Morning Security Brief: FBI Domestic Surveillance Update, Chemical Watchdog Wins Nobel Peace Prize, and More

By Laura Spadanuta

 The FBI has released new information on its clandestine wireless surveillance unit. Slate looks at information handed over by the agency as part of a Freedom of Information Act lawsuit from organizations such as the Electronic Privacy Information Center (EPIC).
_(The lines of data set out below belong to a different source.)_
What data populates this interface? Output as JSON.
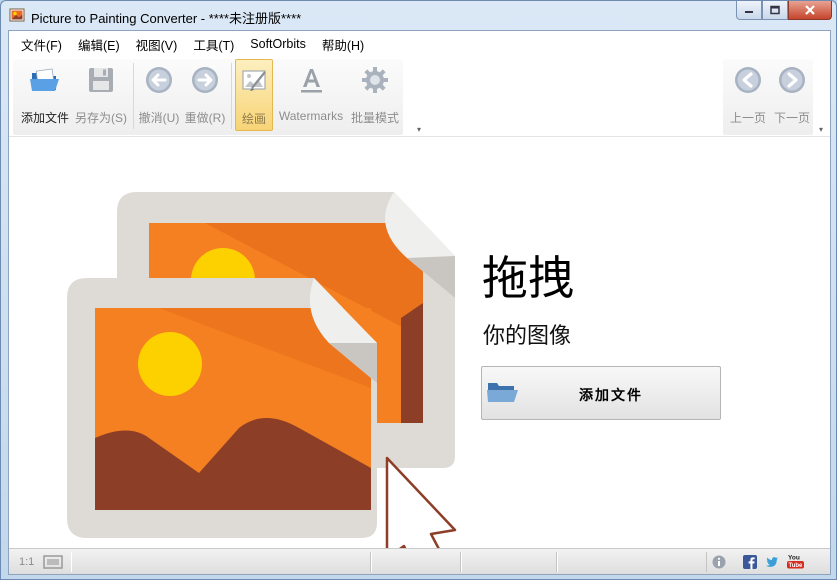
{
  "window": {
    "title": "Picture to Painting Converter - ****未注册版****"
  },
  "menu": {
    "items": [
      "文件(F)",
      "编辑(E)",
      "视图(V)",
      "工具(T)",
      "SoftOrbits",
      "帮助(H)"
    ]
  },
  "toolbar": {
    "add_file": "添加文件",
    "save_as": "另存为(S)",
    "undo": "撤消(U)",
    "redo": "重做(R)",
    "paint": "绘画",
    "watermarks": "Watermarks",
    "batch_mode": "批量模式",
    "prev_page": "上一页",
    "next_page": "下一页"
  },
  "main": {
    "drag_title": "拖拽",
    "drag_subtitle": "你的图像",
    "add_file_button": "添加文件"
  },
  "status": {
    "zoom": "1:1"
  },
  "colors": {
    "accent_orange": "#f58021",
    "sun_yellow": "#fdd000",
    "mountain_brown": "#8c3e26",
    "frame_gray": "#dedad6",
    "active_tab": "#f7d476"
  }
}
According to the article, "late last week, the bureau turned over a batch of 500 pages featuring newly declassified portions that offer fresh insight into its spy tools, as well as shining a light on a little-known internal surveillance unit that has built up within the bureau over the past decade." The Wireless Intercept and Tracking Team was established as far back as 2003 or 2004. Other revelations were that the FBI not only used the Stingray tool to garner locations of phone calls, but other tools known as Triggerfish and Loggerhead to eavesdrop on the calls.

An anti-chemical weapons watchdog group, the Organisation for the Prohibition of Chemical Weapons (OPCW), has won the Nobel Peace Prize today. The inspectors have started working in Syria and the Nobel Committee is quoted in CNN as saying it hopes the award offers support for the efforts.

A group of human rights organizations have worked together to release "Take back the streets," a look at the repression and criminalization of protest throughout the world. The report looks at the repression of demonstration and protest in both developed and underdeveloped countries, where the demands are not always similar. The report also takes a look at the use of force against nonviolent protestors.

Also in the news: Forbes looks at the vulnerability of encrypted credit card data following last week's Adobe breach where hackers accessed credit data for up to 2.9 million customers. ⇒ DHS looks for leadership training based on the Battle of Gettysburg.